Sensation, Experiment und Chance: Was die Wahl von Martin Pfister bedeutet
Es gibt eine eiserne Regel bei Bundesratswahlen: Intern schlägt extern! National- und Ständeräte setzen sich in der Regel gegen Regierungsräte durch. Man wählt im Bundeshaus, was man kennt. Exekutiverfahrung hin oder her. Das musste die damalige Regierungsrätin Karin Keller-Sutter bei ihrer ersten Bundesratskandidatur erfahren, als sie Johann Schneider-Ammann unterlag. Chancenlos blieben auch Heidi Z’graggen gegen Viola Amherd oder Pierre Maudet gegen Ignazio Cassis.
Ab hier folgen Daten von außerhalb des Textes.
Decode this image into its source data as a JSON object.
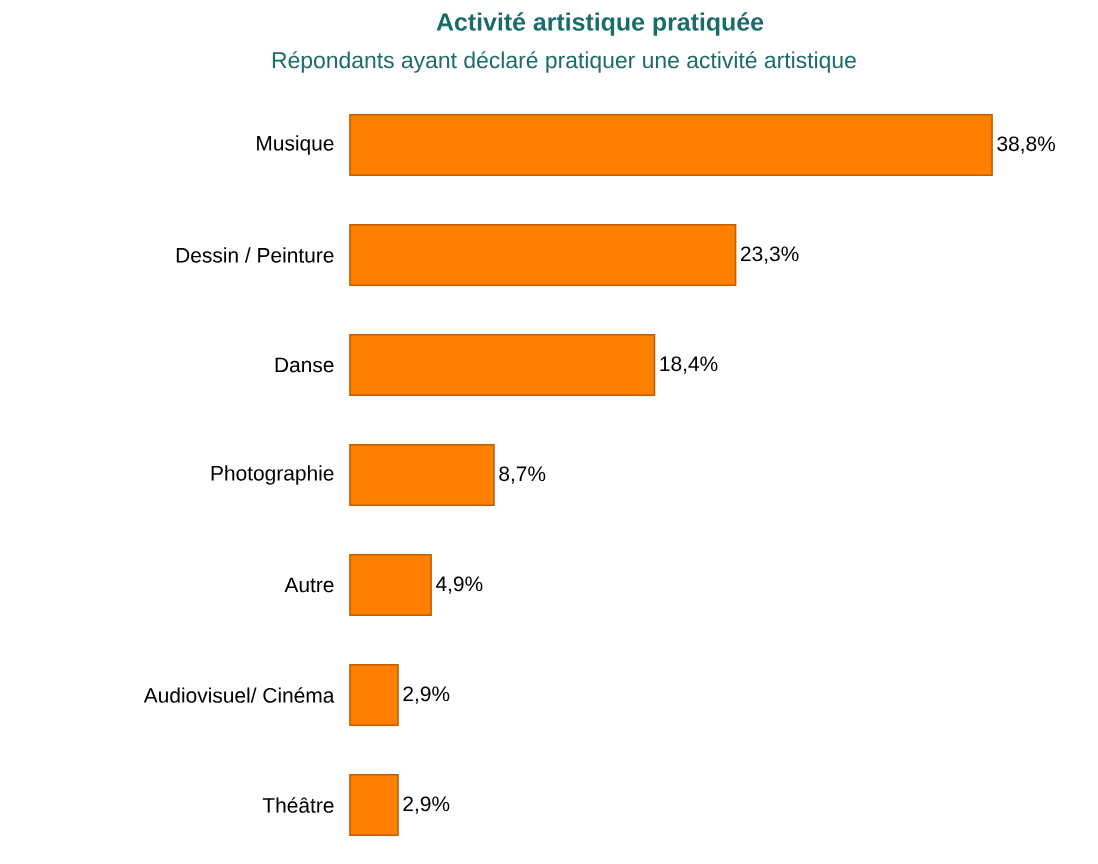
{
  "chart_data": {
    "type": "bar",
    "orientation": "horizontal",
    "title": "Activité artistique pratiquée",
    "subtitle": "Répondants ayant déclaré pratiquer une activité artistique",
    "categories": [
      "Musique",
      "Dessin / Peinture",
      "Danse",
      "Photographie",
      "Autre",
      "Audiovisuel/ Cinéma",
      "Théâtre"
    ],
    "values": [
      38.8,
      23.3,
      18.4,
      8.7,
      4.9,
      2.9,
      2.9
    ],
    "value_labels": [
      "38,8%",
      "23,3%",
      "18,4%",
      "8,7%",
      "4,9%",
      "2,9%",
      "2,9%"
    ],
    "color": "#ff7f00"
  }
}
Wenn ein Regierungsrat Bundesrat wird, dann wegen einer besonderen Konstellation. Etwa, weil dringend eine Frau gesucht wird, wie es bei Micheline Calmy-Rey oder Ruth Metzler der Fall war, die beide gegen andere Regierungsrätinnen obsiegten. Oder wenn es eine Sprengkandidatin braucht, wie bei der Blocher-Abwahl, als die damalige Bündner Finanzdirektorin Eveline Widmer-Schlumpf in den Bundesrat gewählt worden ist.
Die Wahl des Zuger Regierungsrates Martin Pfister ist historisch gesehen eine Sensation. Sie bricht mit einer eisernen Regel. Und das in einer bemerkenswerten Deutlichkeit.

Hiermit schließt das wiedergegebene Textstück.